В поезде мы немного расслабились, как актеры между выходами.

— Обед очень даже неплохой, — ровным, нейтральным тоном сказала Марджив. — И сами они не такие уж расчетливые в обычном смысле.

— Никогда не посоветую клиенту пообедать с противником, — заметил Роджер. — Опасность не в том, что они подерутся. Большой риск, что они помирятся. Люди не хотят верить в худшее.

Это верно? Мне о многом надо подумать.

Что касается Рокси, она, по всей видимости, чувствовала облегчение и даже радость от того, что день прошел благополучно. Примирение, на которое она в глубине души надеялась, не состоялось, но перемирие было налицо. Но радость ее была недолгой. Марджив еще не высказалась до конца.

— Роксана, я считаю, ты должна немедленно вернуться в Калифорнию.

— Мы же договорились не возвращаться к этому, — возразила Рокси.

— Да, вернуться, как только сможешь лететь. Сейчас тебя ни на один самолет не посадят. Оставаться тут просто нелепо. Чужая среда, чужие люди — какие они тебе родственники? На них ни в чем нельзя положиться. Конечно, Сюзанна любит Женни и полюбит маленького, но как ты будешь содержать детей? И какая у тебя будет жизнь, ты подумала? У брошенной жены, никому не нужной, как пятое колесо в телеге?

— Сто раз думала. Я не вернусь…

Я сокращаю этот разговор о будущности Рокси, который занял сорок пять минут езды от Шартра до вокзала Монпарнас. Конечно, никто из нас не выложил все, что было на сердце, а Рокси, не утруждая себя доводами, повторяла: «Что мне там делать? Мои дети — французы».

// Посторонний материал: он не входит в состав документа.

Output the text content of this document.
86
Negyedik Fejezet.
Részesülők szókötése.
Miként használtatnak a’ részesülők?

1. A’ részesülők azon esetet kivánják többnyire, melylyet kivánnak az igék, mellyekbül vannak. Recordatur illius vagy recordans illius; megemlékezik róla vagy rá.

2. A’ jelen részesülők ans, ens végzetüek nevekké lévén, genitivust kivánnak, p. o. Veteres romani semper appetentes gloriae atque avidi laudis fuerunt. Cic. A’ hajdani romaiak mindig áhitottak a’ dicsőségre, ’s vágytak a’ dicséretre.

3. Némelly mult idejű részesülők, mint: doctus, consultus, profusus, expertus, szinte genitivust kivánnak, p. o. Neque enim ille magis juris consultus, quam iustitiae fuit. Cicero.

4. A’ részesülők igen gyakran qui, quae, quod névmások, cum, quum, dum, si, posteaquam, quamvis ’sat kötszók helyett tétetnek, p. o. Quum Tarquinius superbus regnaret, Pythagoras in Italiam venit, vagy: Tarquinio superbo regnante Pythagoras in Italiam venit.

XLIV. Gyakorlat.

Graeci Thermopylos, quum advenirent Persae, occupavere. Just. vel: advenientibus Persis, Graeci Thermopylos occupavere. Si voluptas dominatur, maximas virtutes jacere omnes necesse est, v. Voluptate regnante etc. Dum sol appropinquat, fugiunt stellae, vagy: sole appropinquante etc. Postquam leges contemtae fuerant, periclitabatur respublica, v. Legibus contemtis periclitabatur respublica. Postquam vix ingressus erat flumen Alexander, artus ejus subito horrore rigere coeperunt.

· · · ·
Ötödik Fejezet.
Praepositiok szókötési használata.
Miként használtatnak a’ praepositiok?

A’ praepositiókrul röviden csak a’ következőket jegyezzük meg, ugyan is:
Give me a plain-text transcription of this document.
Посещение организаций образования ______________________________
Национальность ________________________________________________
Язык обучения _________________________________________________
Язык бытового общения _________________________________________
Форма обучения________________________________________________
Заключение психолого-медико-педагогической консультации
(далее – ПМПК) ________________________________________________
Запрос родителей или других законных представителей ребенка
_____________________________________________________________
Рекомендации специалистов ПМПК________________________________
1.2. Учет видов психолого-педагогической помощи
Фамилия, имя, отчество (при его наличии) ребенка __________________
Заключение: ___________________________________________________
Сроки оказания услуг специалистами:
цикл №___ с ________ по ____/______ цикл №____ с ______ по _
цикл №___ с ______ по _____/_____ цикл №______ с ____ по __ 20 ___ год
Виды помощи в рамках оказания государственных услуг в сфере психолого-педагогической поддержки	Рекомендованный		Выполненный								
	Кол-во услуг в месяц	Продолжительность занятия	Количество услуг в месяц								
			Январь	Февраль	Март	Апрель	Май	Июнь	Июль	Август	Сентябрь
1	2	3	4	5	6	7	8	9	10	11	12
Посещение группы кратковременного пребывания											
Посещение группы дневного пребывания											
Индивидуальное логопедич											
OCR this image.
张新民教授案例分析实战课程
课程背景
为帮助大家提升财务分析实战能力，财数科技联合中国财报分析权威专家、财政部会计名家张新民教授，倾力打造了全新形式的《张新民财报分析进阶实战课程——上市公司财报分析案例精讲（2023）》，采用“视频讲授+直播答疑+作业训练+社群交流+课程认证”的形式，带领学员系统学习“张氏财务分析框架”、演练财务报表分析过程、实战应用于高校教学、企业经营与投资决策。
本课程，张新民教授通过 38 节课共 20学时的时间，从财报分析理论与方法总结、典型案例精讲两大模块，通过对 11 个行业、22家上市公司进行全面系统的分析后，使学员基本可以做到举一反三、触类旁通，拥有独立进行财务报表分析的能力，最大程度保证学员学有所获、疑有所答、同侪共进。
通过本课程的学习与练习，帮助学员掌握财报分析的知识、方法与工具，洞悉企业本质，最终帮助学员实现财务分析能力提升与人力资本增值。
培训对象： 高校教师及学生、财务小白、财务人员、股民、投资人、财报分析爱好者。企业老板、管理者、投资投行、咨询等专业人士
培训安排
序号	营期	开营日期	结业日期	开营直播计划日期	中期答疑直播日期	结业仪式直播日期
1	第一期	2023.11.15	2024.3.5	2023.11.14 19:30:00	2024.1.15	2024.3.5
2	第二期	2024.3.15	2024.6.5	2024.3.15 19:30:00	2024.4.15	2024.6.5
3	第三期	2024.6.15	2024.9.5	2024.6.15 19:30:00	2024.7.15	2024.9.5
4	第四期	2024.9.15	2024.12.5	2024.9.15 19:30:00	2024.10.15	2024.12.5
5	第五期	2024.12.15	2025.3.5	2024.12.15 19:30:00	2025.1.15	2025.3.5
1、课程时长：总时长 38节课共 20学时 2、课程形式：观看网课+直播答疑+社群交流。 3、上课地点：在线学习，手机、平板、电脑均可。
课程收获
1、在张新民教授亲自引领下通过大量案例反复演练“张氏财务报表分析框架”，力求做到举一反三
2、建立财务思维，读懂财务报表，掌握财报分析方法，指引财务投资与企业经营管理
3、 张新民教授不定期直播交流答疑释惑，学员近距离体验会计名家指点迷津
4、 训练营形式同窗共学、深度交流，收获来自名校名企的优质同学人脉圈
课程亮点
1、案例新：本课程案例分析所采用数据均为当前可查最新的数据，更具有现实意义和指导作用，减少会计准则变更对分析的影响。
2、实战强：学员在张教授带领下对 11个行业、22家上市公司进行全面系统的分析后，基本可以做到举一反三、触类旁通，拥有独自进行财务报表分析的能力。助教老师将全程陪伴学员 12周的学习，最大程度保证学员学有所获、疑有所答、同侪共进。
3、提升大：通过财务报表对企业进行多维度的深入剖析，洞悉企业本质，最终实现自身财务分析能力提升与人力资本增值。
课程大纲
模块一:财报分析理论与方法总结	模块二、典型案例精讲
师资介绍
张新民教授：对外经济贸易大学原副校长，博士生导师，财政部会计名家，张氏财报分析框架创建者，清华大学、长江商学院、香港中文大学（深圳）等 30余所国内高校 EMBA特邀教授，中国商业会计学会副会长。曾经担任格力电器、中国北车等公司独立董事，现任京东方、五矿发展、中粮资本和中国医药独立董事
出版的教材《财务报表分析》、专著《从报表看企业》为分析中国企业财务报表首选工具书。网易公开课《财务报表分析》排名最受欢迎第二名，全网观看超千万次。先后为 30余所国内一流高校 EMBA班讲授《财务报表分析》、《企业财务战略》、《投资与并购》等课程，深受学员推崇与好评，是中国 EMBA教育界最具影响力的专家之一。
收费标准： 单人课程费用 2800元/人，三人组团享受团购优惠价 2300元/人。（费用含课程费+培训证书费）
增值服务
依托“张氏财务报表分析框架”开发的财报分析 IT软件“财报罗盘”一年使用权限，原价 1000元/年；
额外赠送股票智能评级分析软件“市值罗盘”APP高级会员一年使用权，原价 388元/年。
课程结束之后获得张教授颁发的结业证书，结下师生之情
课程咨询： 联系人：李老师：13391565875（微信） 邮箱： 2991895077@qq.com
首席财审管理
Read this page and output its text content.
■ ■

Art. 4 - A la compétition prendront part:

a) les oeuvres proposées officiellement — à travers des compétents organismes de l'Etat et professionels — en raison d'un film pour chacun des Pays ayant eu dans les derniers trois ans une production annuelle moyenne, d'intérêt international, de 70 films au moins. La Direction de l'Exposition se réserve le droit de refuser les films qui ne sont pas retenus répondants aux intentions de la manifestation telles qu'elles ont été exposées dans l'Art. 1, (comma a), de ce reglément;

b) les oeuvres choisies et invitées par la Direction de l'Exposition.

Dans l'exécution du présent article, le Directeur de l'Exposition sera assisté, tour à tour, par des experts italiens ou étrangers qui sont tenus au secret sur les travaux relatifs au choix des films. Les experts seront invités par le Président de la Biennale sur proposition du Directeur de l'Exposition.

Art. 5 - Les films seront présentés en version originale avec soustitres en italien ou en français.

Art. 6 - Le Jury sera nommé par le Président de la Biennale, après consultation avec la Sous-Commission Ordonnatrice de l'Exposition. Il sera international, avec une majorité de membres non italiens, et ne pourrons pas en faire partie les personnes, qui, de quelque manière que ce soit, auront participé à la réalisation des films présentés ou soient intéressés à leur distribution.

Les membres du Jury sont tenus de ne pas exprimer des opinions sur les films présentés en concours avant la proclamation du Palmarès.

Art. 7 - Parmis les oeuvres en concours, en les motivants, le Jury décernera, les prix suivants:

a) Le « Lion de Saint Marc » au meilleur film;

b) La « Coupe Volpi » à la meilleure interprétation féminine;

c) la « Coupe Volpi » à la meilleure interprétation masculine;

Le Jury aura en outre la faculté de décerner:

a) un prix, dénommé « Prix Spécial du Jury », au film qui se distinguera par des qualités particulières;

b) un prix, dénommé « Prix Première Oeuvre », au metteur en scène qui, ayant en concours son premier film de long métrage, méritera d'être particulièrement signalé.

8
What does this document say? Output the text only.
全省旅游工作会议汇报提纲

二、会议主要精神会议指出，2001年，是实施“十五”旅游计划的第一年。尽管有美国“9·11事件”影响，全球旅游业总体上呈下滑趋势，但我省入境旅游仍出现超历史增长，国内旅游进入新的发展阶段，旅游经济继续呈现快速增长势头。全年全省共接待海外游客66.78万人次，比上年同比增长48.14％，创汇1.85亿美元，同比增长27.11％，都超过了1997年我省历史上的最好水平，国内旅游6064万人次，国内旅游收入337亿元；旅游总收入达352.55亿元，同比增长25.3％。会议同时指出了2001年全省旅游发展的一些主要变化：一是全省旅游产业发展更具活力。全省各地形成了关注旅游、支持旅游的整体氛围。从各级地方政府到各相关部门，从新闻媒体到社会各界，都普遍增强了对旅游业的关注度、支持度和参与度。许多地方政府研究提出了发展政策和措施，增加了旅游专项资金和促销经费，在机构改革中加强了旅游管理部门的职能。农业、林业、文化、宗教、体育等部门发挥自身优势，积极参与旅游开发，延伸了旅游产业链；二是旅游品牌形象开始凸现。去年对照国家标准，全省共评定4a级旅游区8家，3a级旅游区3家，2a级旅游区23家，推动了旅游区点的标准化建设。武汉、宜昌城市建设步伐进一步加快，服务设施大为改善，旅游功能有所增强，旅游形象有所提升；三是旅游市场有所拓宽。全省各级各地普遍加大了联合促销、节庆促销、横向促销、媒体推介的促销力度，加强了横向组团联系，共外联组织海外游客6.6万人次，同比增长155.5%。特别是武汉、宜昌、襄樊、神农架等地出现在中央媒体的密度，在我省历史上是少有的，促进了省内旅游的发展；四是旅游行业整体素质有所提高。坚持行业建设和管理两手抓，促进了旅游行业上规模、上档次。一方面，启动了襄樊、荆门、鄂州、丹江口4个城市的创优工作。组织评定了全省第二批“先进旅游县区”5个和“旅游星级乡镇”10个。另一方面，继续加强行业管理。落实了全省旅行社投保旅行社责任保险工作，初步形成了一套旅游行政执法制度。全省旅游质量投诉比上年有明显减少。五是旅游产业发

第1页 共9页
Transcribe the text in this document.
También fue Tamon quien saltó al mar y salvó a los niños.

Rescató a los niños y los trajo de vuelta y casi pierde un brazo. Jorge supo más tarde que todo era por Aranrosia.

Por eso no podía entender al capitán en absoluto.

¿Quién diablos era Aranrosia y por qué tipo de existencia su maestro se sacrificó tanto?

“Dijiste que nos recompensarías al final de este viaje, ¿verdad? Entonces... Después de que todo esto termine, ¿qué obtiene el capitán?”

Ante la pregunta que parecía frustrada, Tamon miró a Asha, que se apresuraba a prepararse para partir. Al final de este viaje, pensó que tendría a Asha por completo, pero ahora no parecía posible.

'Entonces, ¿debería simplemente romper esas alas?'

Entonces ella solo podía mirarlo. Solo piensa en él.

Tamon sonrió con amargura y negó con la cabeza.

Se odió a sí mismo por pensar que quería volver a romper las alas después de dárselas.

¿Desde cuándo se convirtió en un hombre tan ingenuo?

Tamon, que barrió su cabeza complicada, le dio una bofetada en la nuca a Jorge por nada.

Потом, когда поезд уже подходил к вокзальной платформе, Марджив неожиданно обернулась ко мне и резанула:

— Из, ты, кажется, связалась со старым дядей этих Персанов?

Она изо всех сил старалась напустить на себя заботливо-тревожный и строгий, осуждающий вид, но по выражению ее лица видно было, что она не очень-то сердится. Предки давно уже перестали переживать из-за моей морали, так что новость не повергла их в ужас.

Зато я была в ужасе, никак не думала, что они знают, и, оглянувшись на Рокси, увидела, что она тоже в ужасе.

— Кто тебе сказал?

— Сюзанна. Сказала, как мать матери. Еще одно событие в череде наших французских впечатлений. Из, она очень извинялась, что вынуждена упомянуть об этом. Это было на террасе, незадолго до нашего отъезда.

Марджив рассказала, как это произошло. Они с Сюзанной сидели в небольшой, выходящей на террасу комнате, заставленной горшками с папоротником и увешанной фотографиями и рисунками представителей рода Персанов. Сюзанна разливала кофе, подавала сахар.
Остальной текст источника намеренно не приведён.